Taiwan president Tsai Ing-wen pledged on Tuesday to bolster the island’s military but added it will not “seek war” amid tensions with its biggest rival China.

Cross-strait relations have rapidly deteriorated since Tsai took office last May, with Beijing cutting all official communications with Taipei as it does not trust her traditionally pro-independence Democratic Progressive Party. The two sides split after a civil war in 1949 but China still sees self-governing Taiwan as a wayward province to be brought back into its fold, by force if necessary.

Tsai made the remarks Tuesday in a national address at a National Day celebration, her second since taking office last year. Taiwan is committed to build its own military jets and submarines, and should be prepared for increasing cybersecurity and espionage risks, she said. Troop morale and soldier benefits must also be improved, Tsai added.
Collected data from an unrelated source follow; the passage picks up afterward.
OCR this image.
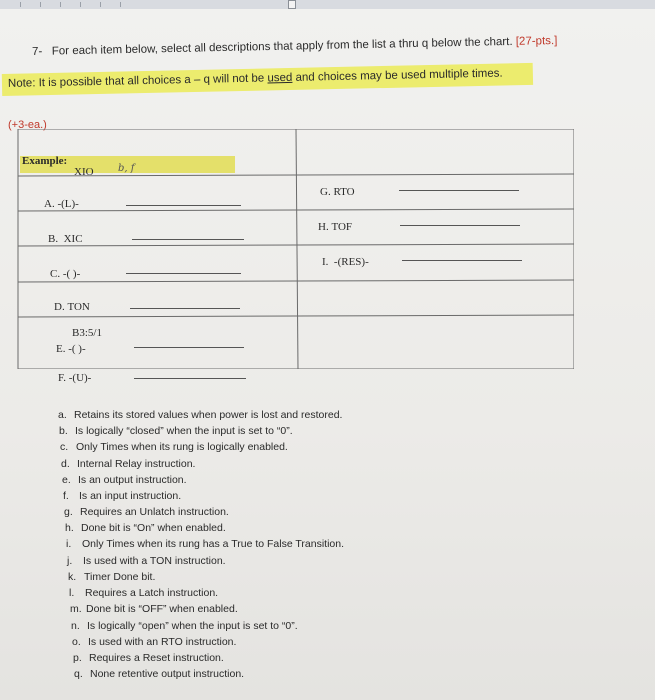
7- For each item below, select all descriptions that apply from the list a thru q below the chart. [27-pts.]
Note: It is possible that all choices a – q will not be used and choices may be used multiple times.
(+3-ea.)
Example:
XIO b, f
A. -(L)-
B. XIC
C. -( )-
D. TON
B3:5/1
E. -( )-
F. -(U)-
G. RTO
H. TOF
I. -(RES)-
a. Retains its stored values when power is lost and restored.
b. Is logically “closed” when the input is set to “0”.
c. Only Times when its rung is logically enabled.
d. Internal Relay instruction.
e. Is an output instruction.
f. Is an input instruction.
g. Requires an Unlatch instruction.
h. Done bit is “On” when enabled.
i. Only Times when its rung has a True to False Transition.
j. Is used with a TON instruction.
k. Timer Done bit.
l. Requires a Latch instruction.
m. Done bit is “OFF” when enabled.
n. Is logically “open” when the input is set to “0”.
o. Is used with an RTO instruction.
p. Requires a Reset instruction.
q. None retentive output instruction.
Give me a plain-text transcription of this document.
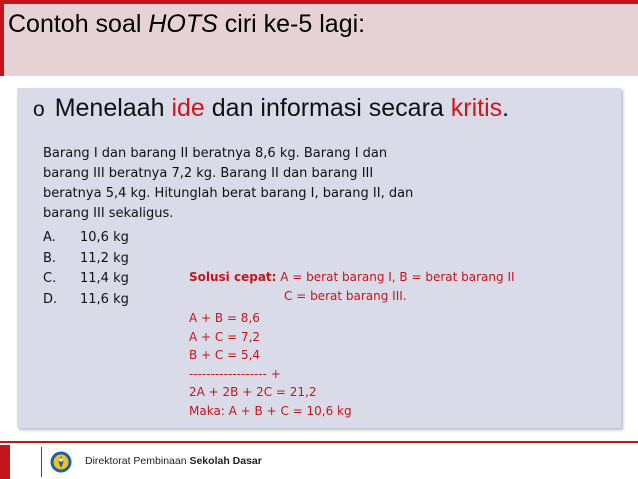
Contoh soal HOTS ciri ke-5 lagi:
o Menelaah ide dan informasi secara kritis.

Barang I dan barang II beratnya 8,6 kg. Barang I dan

barang III beratnya 7,2 kg. Barang II dan barang III

beratnya 5,4 kg. Hitunglah berat barang I, barang II, dan

barang III sekaligus.

A.	10,6 kg
B.	11,2 kg
C.	11,4 kg
D.	11,6 kg
Solusi cepat: A = berat barang I, B = berat barang II
C = berat barang III.
A + B = 8,6
A + C = 7,2
B + C = 5,4
------------------ +
2A + 2B + 2C = 21,2
Maka: A + B + C = 10,6 kg
Direktorat Pembinaan Sekolah Dasar
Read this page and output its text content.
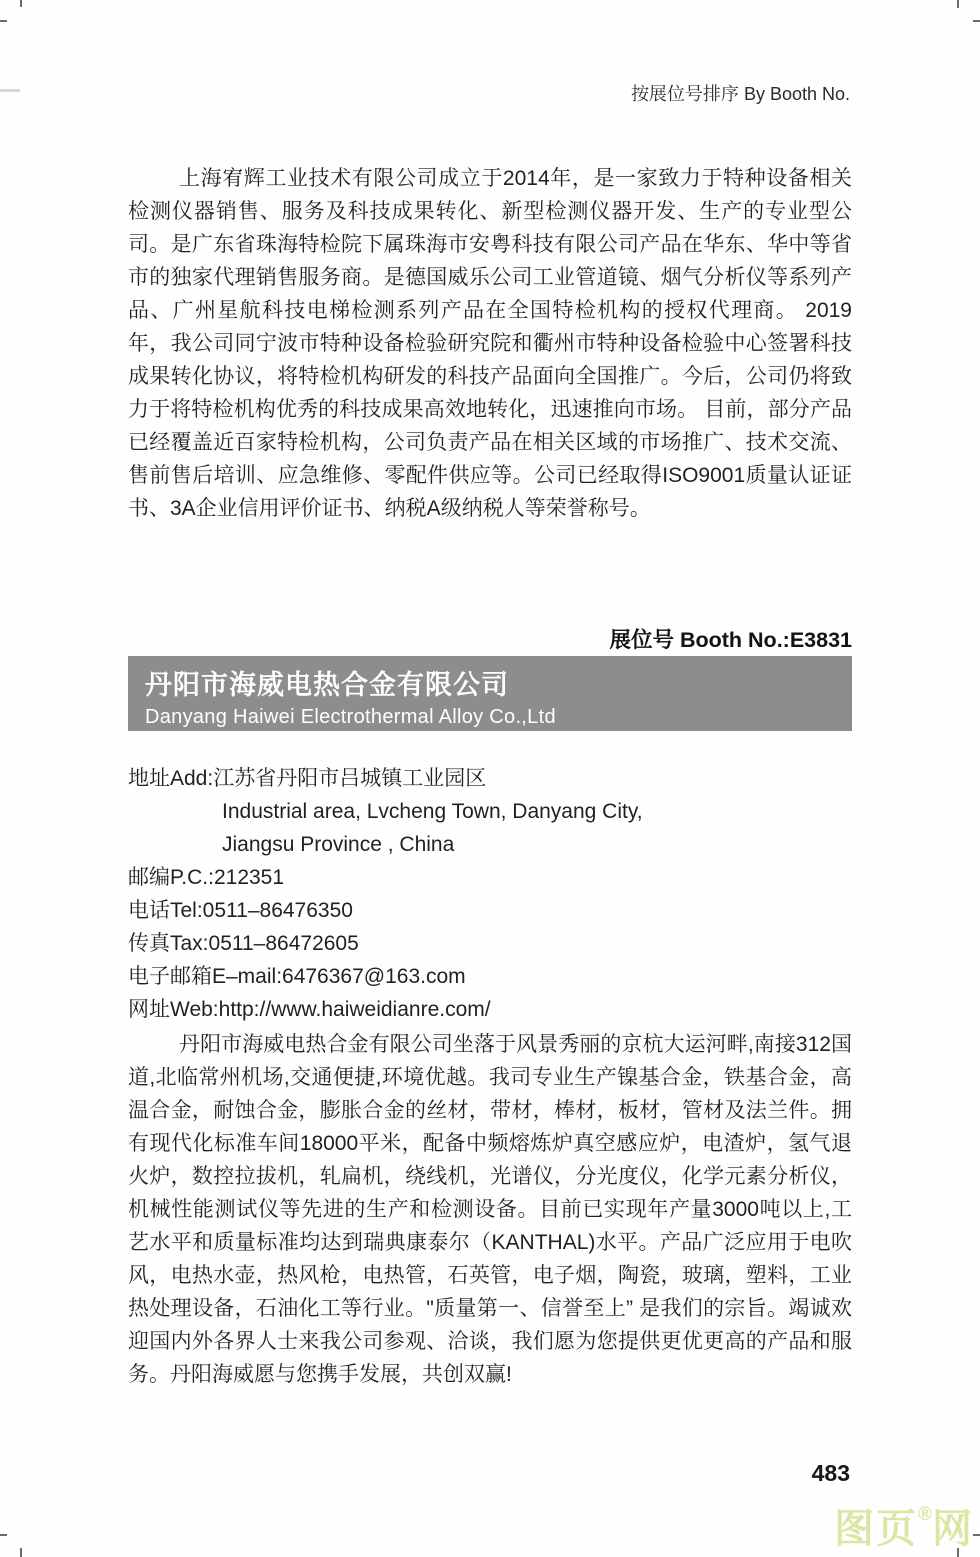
按展位号排序 By Booth No.
上海宥辉工业技术有限公司成立于2014年，是一家致力于特种设备相关检测仪器销售、服务及科技成果转化、新型检测仪器开发、生产的专业型公司。是广东省珠海特检院下属珠海市安粤科技有限公司产品在华东、华中等省市的独家代理销售服务商。是德国威乐公司工业管道镜、烟气分析仪等系列产品、广州星航科技电梯检测系列产品在全国特检机构的授权代理商。 2019年，我公司同宁波市特种设备检验研究院和衢州市特种设备检验中心签署科技成果转化协议，将特检机构研发的科技产品面向全国推广。今后，公司仍将致力于将特检机构优秀的科技成果高效地转化，迅速推向市场。 目前，部分产品已经覆盖近百家特检机构，公司负责产品在相关区域的市场推广、技术交流、售前售后培训、应急维修、零配件供应等。公司已经取得ISO9001质量认证证书、3A企业信用评价证书、纳税A级纳税人等荣誉称号。
展位号 Booth No.:E3831
丹阳市海威电热合金有限公司
Danyang Haiwei Electrothermal Alloy Co.,Ltd
地址Add:江苏省丹阳市吕城镇工业园区
Industrial area, Lvcheng Town, Danyang City,
Jiangsu Province , China
邮编P.C.:212351
电话Tel:0511–86476350
传真Tax:0511–86472605
电子邮箱E–mail:6476367@163.com
网址Web:http://www.haiweidianre.com/
丹阳市海威电热合金有限公司坐落于风景秀丽的京杭大运河畔,南接312国道,北临常州机场,交通便捷,环境优越。我司专业生产镍基合金，铁基合金，高温合金，耐蚀合金，膨胀合金的丝材，带材，棒材，板材，管材及法兰件。拥有现代化标准车间18000平米，配备中频熔炼炉真空感应炉，电渣炉，氢气退火炉，数控拉拔机，轧扁机，绕线机，光谱仪，分光度仪，化学元素分析仪，机械性能测试仪等先进的生产和检测设备。目前已实现年产量3000吨以上,工艺水平和质量标准均达到瑞典康泰尔（KANTHAL)水平。产品广泛应用于电吹风，电热水壶，热风枪，电热管，石英管，电子烟，陶瓷，玻璃，塑料，工业热处理设备，石油化工等行业。"质量第一、信誉至上” 是我们的宗旨。竭诚欢迎国内外各界人士来我公司参观、洽谈，我们愿为您提供更优更高的产品和服务。丹阳海威愿与您携手发展，共创双赢!
483
图页®网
“Although we are strengthening our military capabilities, we do not seek war,” she said.

“We remain committed to maintaining peace and stability both in the Taiwan Strait and across the region.”

Tsai also called on Beijing to find “new modes” for cross-strait interactions. China has repeatedly said Tsai must acknowledge both sides are part of “one China” for dialogue to resume, but the Taiwan leader has refused to do so.
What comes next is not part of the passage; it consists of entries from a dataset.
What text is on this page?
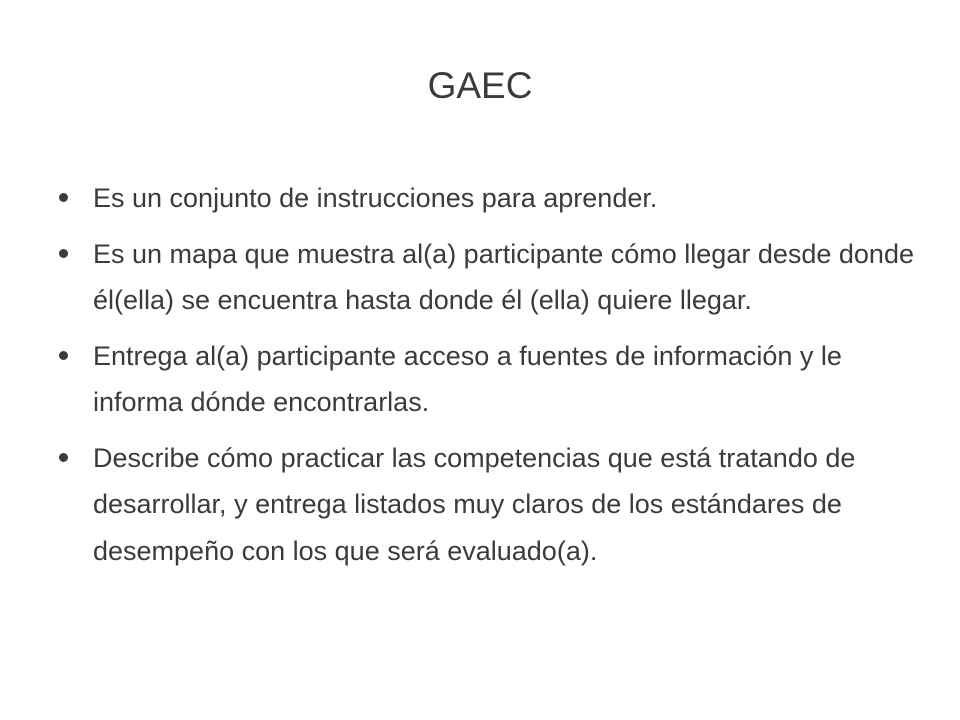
GAEC
Es un conjunto de instrucciones para aprender.
Es un mapa que muestra al(a) participante cómo llegar desde donde él(ella) se encuentra hasta donde él (ella) quiere llegar.
Entrega al(a) participante acceso a fuentes de información y le informa dónde encontrarlas.
Describe cómo practicar las competencias que está tratando de desarrollar, y entrega listados muy claros de los estándares de desempeño con los que será evaluado(a).
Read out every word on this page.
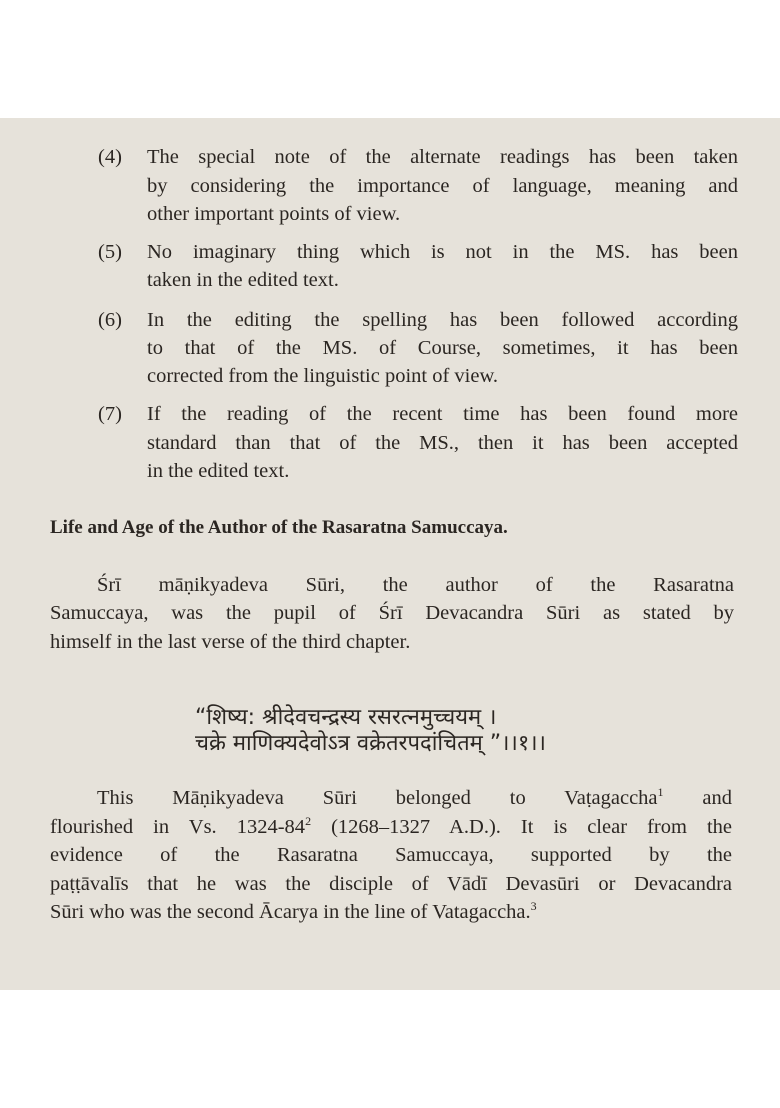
(4) The special note of the alternate readings has been taken
by considering the importance of language, meaning and
other important points of view.
(5) No imaginary thing which is not in the MS. has been
taken in the edited text.
(6) In the editing the spelling has been followed according
to that of the MS. of Course, sometimes, it has been
corrected from the linguistic point of view.
(7) If the reading of the recent time has been found more
standard than that of the MS., then it has been accepted
in the edited text.
Life and Age of the Author of the Rasaratna Samuccaya.
Śrī māṇikyadeva Sūri, the author of the Rasaratna
Samuccaya, was the pupil of Śrī Devacandra Sūri as stated by
himself in the last verse of the third chapter.
“शिष्य: श्रीदेवचन्द्रस्य रसरत्नमुच्चयम् ।
चक्रे माणिक्यदेवोऽत्र वक्रेतरपदांचितम् ”।।१।।
This Māṇikyadeva Sūri belonged to Vaṭagaccha$^1$ and
flourished in Vs. $1324-84^2$ (1268–1327 A.D.). It is clear from the
evidence of the Rasaratna Samuccaya, supported by the
paṭṭāvalīs that he was the disciple of Vādī Devasūri or Devacandra
Sūri who was the second Ācarya in the line of Vatagaccha.$^3$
Beijing has ramped up pressure on Tsai by sailing its sole aircraft carrier and flying jets near the island during military exercises, as well as blocking Taipei from participating in key international events.

“Although political differences between the two sides have led to some complications, we have nevertheless worked to maintain the basic stability of cross-strait relations,” Tsai said Tuesday, adding Taipei will not “bow to pressure.”

Tsai’s remarks come as China’s Communist Party is set to hold its 19th congress next week – expected to cement President Xi Jinping as the most powerful Chinese leader in a generation. Beijing sees any calls for Taiwan independence as a challenge to its power, even though the island today is a thriving democracy.